Следовательно, господа Роберте, Янг и Малден почти наверняка добились незаслуженного кредита доверия, несмотря на то что о таких материях, как здоровье, преступность, дорожные чеки и даже аспирин, они скорее всего знали не больше рядового телезрителя. И случилось это по простой причине: их идентифицировали с сыгранными ими конкретными ролями. Вот вам яркий пример периферийного пути в процессе убеждения.
Более того, подобные далеко не центральные качества коммуникатора часто не просто подчеркиваются в рекламных роликах - они оказываются единственными, которые показывают телезрителям.
Кого можно назвать экспертом по таким товарам, как лезвия для бритья или соответствующие кремы? Ну, возможно, парикмахера или дерматолога, косметолога. А кто убеждает нас с телеэкрана, какие именно лезвия или пену нам следует употреблять? Чаще всего это делает профессиональный футболист.
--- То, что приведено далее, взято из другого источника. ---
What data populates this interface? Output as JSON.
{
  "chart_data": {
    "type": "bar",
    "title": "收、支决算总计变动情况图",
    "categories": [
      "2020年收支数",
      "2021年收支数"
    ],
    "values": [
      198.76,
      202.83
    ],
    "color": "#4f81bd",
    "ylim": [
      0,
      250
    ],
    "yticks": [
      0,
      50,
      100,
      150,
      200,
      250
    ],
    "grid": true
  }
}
Так, на всем протяжении 50-х и 60-х гг. одним из наиболее несменяемых <продавцов> хлопьев на завтрак оставался бывший олимпийский чемпион по десятиборью Боб Ричарде. Его эффективность в продвижении хлопьев компании <Уитиз> на рынок была, вероятно, намного больше эффективности иных профессоров-диетологов, какую бы высокую профессиональную квалификацию они ни имели. А в 70-х гг. Ричардса заменили на другого чемпиона (и тоже в десятиборье!) -.БрюсаДженнера. Насколько они оказались эффективны - эти атлеты? На этот вопрос трудно ответить со всей уверенностью, однако, как только в 80-х гг. контракт с Дженнером закончился, руководители компании <Уитиз> снова решили сделать ставку на спортсмена, а не на специалиста-диетолога: на сей раз они наняли Мэри Лу Реттон - олимпийскую чемпионку по гимнастике. А когда в 1987 г. баскетболисты из <Миннесоты твинс> выиграли главный приз Национальной баскетбольной ассоциации, компания <Уитиз> выпустила специальную упаковку с фотографией всей команды-победительницы. После этого уже никого не удивило, что в 90-х гг. компания поместила на свои упаковки фото неподражаемо-98
го Майкла Джордана, а он с экрана телевизора произнес для миллионов телеболельщиков знаменитую фразу: <Лучше бы вы ели хлопья <Уитиз>!> Совершенно очевидно, что, кто бы ни заведовал в компании отделом массовых продаж, предпочтение всегда отдавалось спортсменам в качестве коммуникаторов.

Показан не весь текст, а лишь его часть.